Kepala Seksi Operasi dan Pengendalian Satpol PP Cilegon Ardiano Setiawan mengaku banyak menerima aduan masyarakat terkait maraknya alat peraga kampanye. Pihaknya pun menggandeng Bawaslu dan juga BPKPAD untuk melakukan pendampingan saat penertiban nanti.
“Kalau spanduk atau atribut komersial kami sudah tertibkan sejak sebulan terakhir. Tapi kalau berkaitan dengan pemilu kami harus koordinassi dengan Bawaslu. Kalau BPKPAD terkait apakah mereka ada yang membayar pajak atau tidak,” kata Ardiano.

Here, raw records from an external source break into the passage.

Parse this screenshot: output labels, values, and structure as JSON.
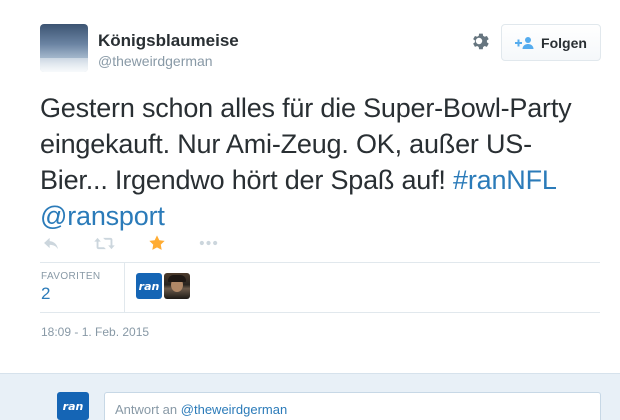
{
  "user": {
    "display_name": "Königsblaumeise",
    "handle": "@theweirdgerman"
  },
  "follow_button": {
    "label": "Folgen"
  },
  "tweet": {
    "text": "Gestern schon alles für die Super-Bowl-Party eingekauft. Nur Ami-Zeug. OK, außer US-Bier... Irgendwo hört der Spaß auf!",
    "hashtag": "#ranNFL",
    "mention": "@ransport"
  },
  "stats": {
    "favorites_label": "FAVORITEN",
    "favorites_count": "2",
    "fav_user_ran_label": "ran"
  },
  "timestamp": "18:09 - 1. Feb. 2015",
  "reply": {
    "avatar_label": "ran",
    "prefix": "Antwort an",
    "mention": "@theweirdgerman"
  },
  "colors": {
    "link": "#2b7bb9",
    "muted": "#8899a6",
    "favorite_star": "#ffac33"
  },
  "icons": [
    "gear-icon",
    "add-user-icon",
    "reply-icon",
    "retweet-icon",
    "star-icon",
    "more-icon"
  ]
}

Dia menyebut. banyak alat peraga kampanye yang dipasang bukan pada tempatnya dan terkesan sembarangan seperti di tiang listrik, pohon dan fasilitas umum lainnya yang dianggap mengganggu keamanan dan kenyamanan masyarakat.
Hal itu jelas melanggar Peraturan Daerah (Perda) Nomor 5 tahun 2003 tentang Ketertiban, Kebersihan Dan Keindahan (K3) di wilayah Kota Cilegon.
“Nanti kita akan libatkan juga PPNS (penyidik pegawai negeri sipil) dalam penertiban itu agar pihak-pihak yang melanggar juga langsung diberikan arahan. Kalau ada pelanggaran, seperti apa juga sanksinya silahkan nanti PPNS yang mengatasi,” jelasnya.
Sedangkan Ketua Bawaslu Kota Cilegon Alam Arcy Ashari mengaku siap bersama Satpol PP dalam menertibkan alat peraga kampanye. “Memang harus ditertibkan, apalagi di tempat-tempat yang dilarang. Jadi untuk kampanye ini kan sebenarnya mulainya tanggal 28 November,” kata Alam.
Bawaslu, kata Alam, telah mengeluarkan imbauan pencabutan atau penurunan secara mandiri oleh parpol atau para pemilik alat peraga. Bila tidak ditertibkan sendiri, pihaknya bersama Satpol PP siap menurunkan alat peraga tersebut.
“Partai politik sampai sekarang ini kan masih tahap sosialisasi tentang pendidikan partai politik dan sebagainya. Jadi kalau itu dipasang di tempat yang benar enggak jadi soal karena kembali lagi secara K3 di pohon-pohon itu masih banyak yang harus ditertibkan,” jelasnya.